Harte met his wife and moved to London not long after that as he started building a filmmaking career. He leaned into his background as an editor when it came to researching and collating the massive amount of footage, photography and other source material in telling the story of one of the most famous and celebrated women in the world.

“There was so much material. She's a musician, an actor, she's a fashion icon. So there's all the photography that goes with that. Her brother was a cameraman so he followed her around for years. Kylie always kept a camcorder just for fun as well. She loves shooting, and then all the media that goes with that, and the newspaper cuttings.” 

Researching through the decades of material, he says, he used to feel it was a bit like the Truman Show, because Minogue had essentially been on camera since she'd been born. “Somebody was always filming it, either her dad or her brother, to today. And her story still, it's not like we're at the end — she was creating number one hits as we were filming.”

Kylie in the Netflix documentary. 
Kylie in the Netflix documentary. 

Story, many filmmakers will tell you, is everything, and it was Minogue’s that first got Harte to board the project. “By the end of the project, it was her character, it was who she was. But I didn't know who she was initially. I knew Kylie Minogue the artist and the singer and the actor, but I didn't know Kylie the person. 

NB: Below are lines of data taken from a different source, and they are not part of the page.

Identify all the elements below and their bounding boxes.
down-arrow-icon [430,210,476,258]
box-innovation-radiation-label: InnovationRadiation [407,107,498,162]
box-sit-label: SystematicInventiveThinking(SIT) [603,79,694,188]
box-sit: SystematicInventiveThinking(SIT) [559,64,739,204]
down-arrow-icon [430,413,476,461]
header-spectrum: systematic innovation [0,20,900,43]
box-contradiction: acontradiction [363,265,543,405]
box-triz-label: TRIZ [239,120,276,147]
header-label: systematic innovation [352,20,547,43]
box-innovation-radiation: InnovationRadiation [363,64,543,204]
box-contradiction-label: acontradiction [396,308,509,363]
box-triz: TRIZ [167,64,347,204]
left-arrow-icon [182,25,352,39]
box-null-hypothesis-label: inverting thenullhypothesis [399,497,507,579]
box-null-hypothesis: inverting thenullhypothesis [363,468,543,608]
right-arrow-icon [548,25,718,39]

"I got to know her over the last two years, and I'm kind of blown away by her. I've worked on a number of films with people, celebrities, however you want to define them. But I always say, if there's no story there, I can't figure this out. I don't know how to tell that story. 

"Other people can, but my primary attraction to any of this is the story, and she has one of the most remarkable stories I've ever come across.”